Donald Trump is waiting to hear whether a report by a special grand jury investigating possible criminal attempts to overturn the 2020 election results in Georgia will be made public.
Fulton County Superior Court Judge Robert McBurney will decide on Tuesday whether to unseal a final report from the jury appointed as part of Fulton County District Attorney Fani Willis’ investigation.
The special grand jury concluded their inquiry on January 9 after hearing evidence for around six months. If McBurney does decide to unseal the findings, he may still rule that certain parts must be redacted.
The criminal investigation was originally launched to investigate Trump’s January 2021 phone call with Georgia Secretary of State Brad Raffensperger where the former president asked him to “find” 11,780 votes to help him beat Joe Biden in the 2020 election.
The investigation was later expanded to examine an alleged “multi-state, coordinated plan” by the Trump campaign to influence the results of the November 2020 election, including how a group of Republicans in Georgia had signed a certificate falsely stating that Trump had beaten Biden in Georgia.
While the special grand jury worked on the report, which is likely to include recommendations on criminal prosecutions, the potentially historic decision on whether Trump should be charged in connection to attempts to overturn the 2020 election results will ultimately fall to Willis.
Anthony Michael Kreis, a constitutional law professor at Georgia State University, said that any recommendations from the special grand jury will “play heavily” in Willis’ decision whether to prosecute Trump or his allies.
“It is hard for Willis to decline to prosecute if a jury of her constituents—who know best what happened in Georgia over any other body—conclude crimes likely occurred in Fulton County and recommends further action,” Kreis told Newsweek.
“On the other hand, should the report not make a recommendation or indicate they do not see a cause for pursuing criminal charges, that gives the office credibility in the public eye to close the case.”
Kreis added that the high levels of public interest in the Georgia election investigation mean the report should be made public.
“This is not a run-of-the-mill criminal investigation that does not have larger implications for society on a local, state, and national level,” Kreis said.
Trump has repeatedly denied any wrongdoing in connection to the Georgia investigation, accusing it of being a “witch hunt” against him and describing his phone call with Raffensperger as “perfect.”
Trump echoed this sentiment in a series of posts on Truth Social on Tuesday morning, where he also repeated the false claim the 2020 election was “rigged and stolen.”
“My phone call to the Secretary of State of Georgia, and a second call which the Marxists, Communists, Racists, and RINOS don’t even want to talk about, were ‘PERFECT’ calls,” Trump wrote. “Many people, including lawyers for both sides, were knowingly on the line.
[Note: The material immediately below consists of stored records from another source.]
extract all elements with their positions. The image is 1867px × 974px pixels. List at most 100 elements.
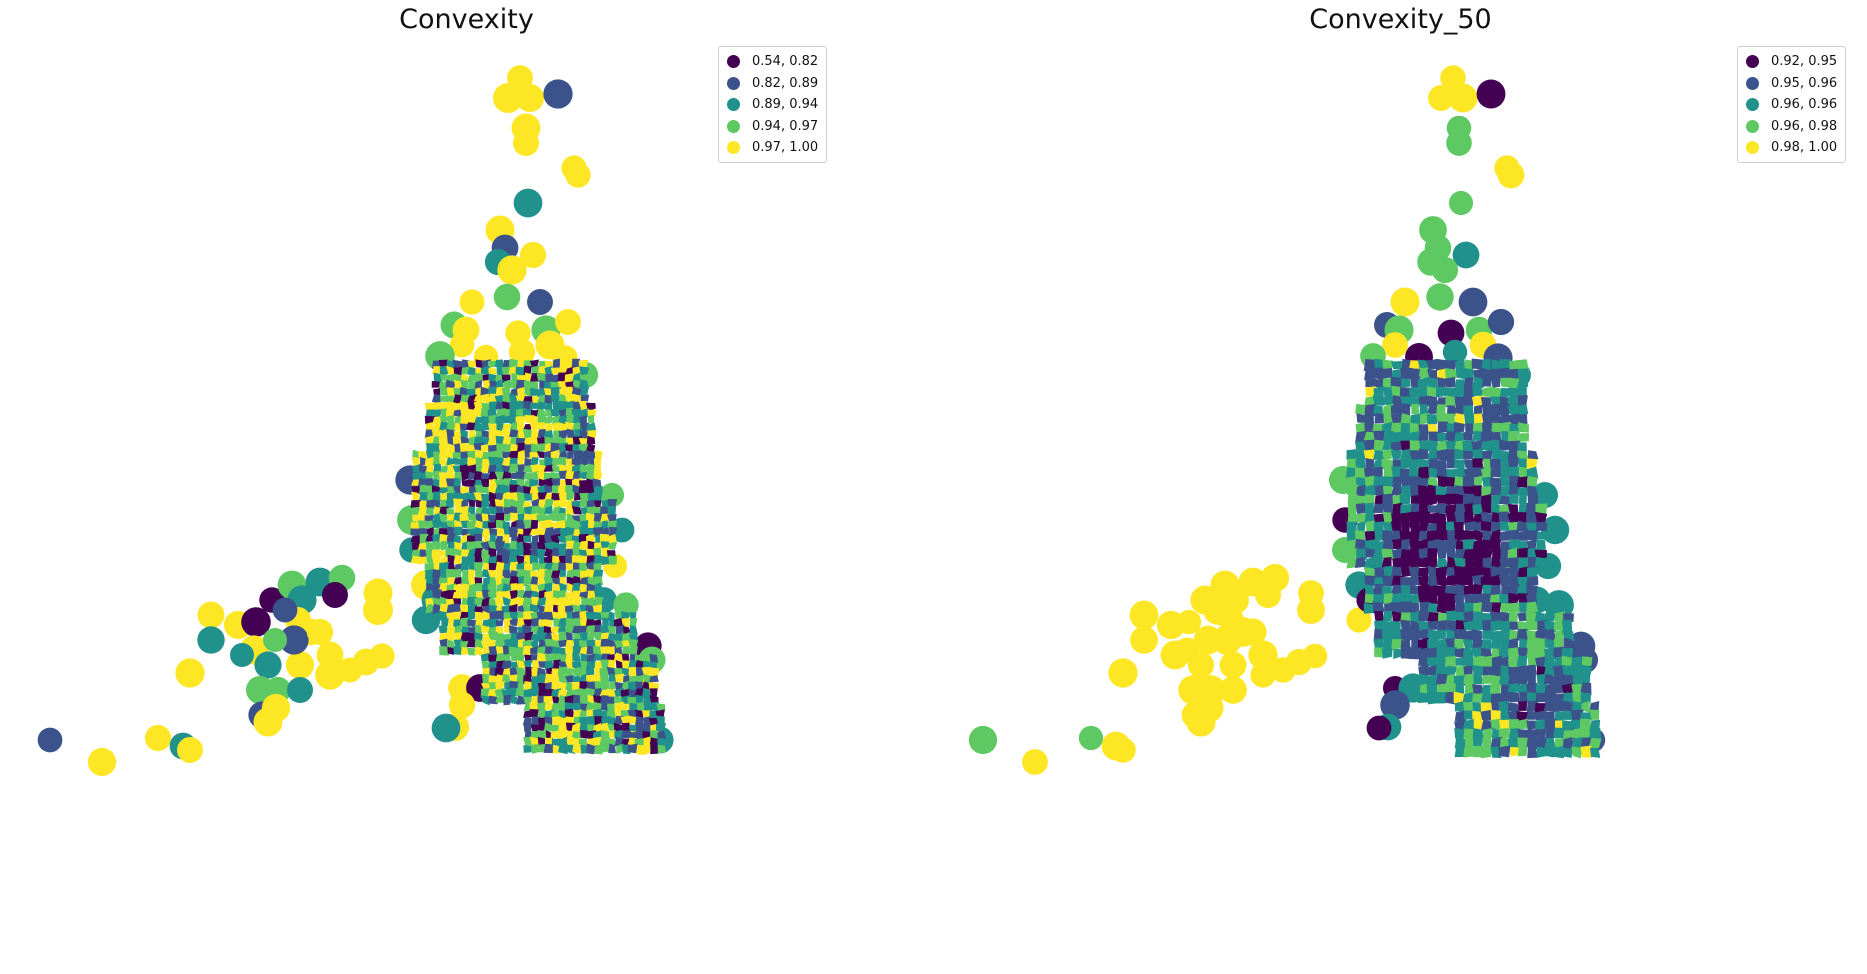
map-cell xyxy=(1436,503,1448,516)
map-cell xyxy=(502,379,511,389)
map-cell xyxy=(1462,486,1475,496)
map-cell xyxy=(586,632,597,641)
map-cell xyxy=(1472,430,1483,442)
map-cell xyxy=(488,491,497,503)
map-cell xyxy=(315,660,345,690)
map-cell xyxy=(530,744,540,754)
map-cell xyxy=(515,688,526,696)
map-cell xyxy=(488,675,498,684)
map-cell xyxy=(1580,673,1591,686)
map-cell xyxy=(481,610,492,620)
map-cell xyxy=(580,394,590,403)
map-cell xyxy=(1553,727,1566,739)
map-cell xyxy=(637,745,645,753)
map-cell xyxy=(1508,387,1518,399)
map-cell xyxy=(1589,719,1601,731)
map-cell xyxy=(460,374,470,382)
map-cell xyxy=(599,555,611,566)
map-cell xyxy=(502,667,513,677)
map-cell xyxy=(1463,747,1475,758)
map-cell xyxy=(510,512,520,522)
map-cell xyxy=(571,618,582,628)
map-cell xyxy=(1399,403,1411,417)
map-cell xyxy=(1480,691,1493,705)
map-cell xyxy=(1507,547,1518,561)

I was protesting a RIGGED & STOLEN Election, which evidence proves it was. I won Georgia by a lot, but only needed a small number of votes from that total number.”
In a statement ahead of Tuesday’s hearing, Trump’s legal team in Georgia said they will not be present in Fulton County, noting that the special grand jury never subpoenaed Trump or asked him to voluntarily answer questions as part of their investigation
“We can assume that the grand jury did their job and looked at the facts and the law, as we have, and concluded there were no violations of the law by President Trump,” attorneys Drew Findling, Marissa Goldberg and Jennifer Little said.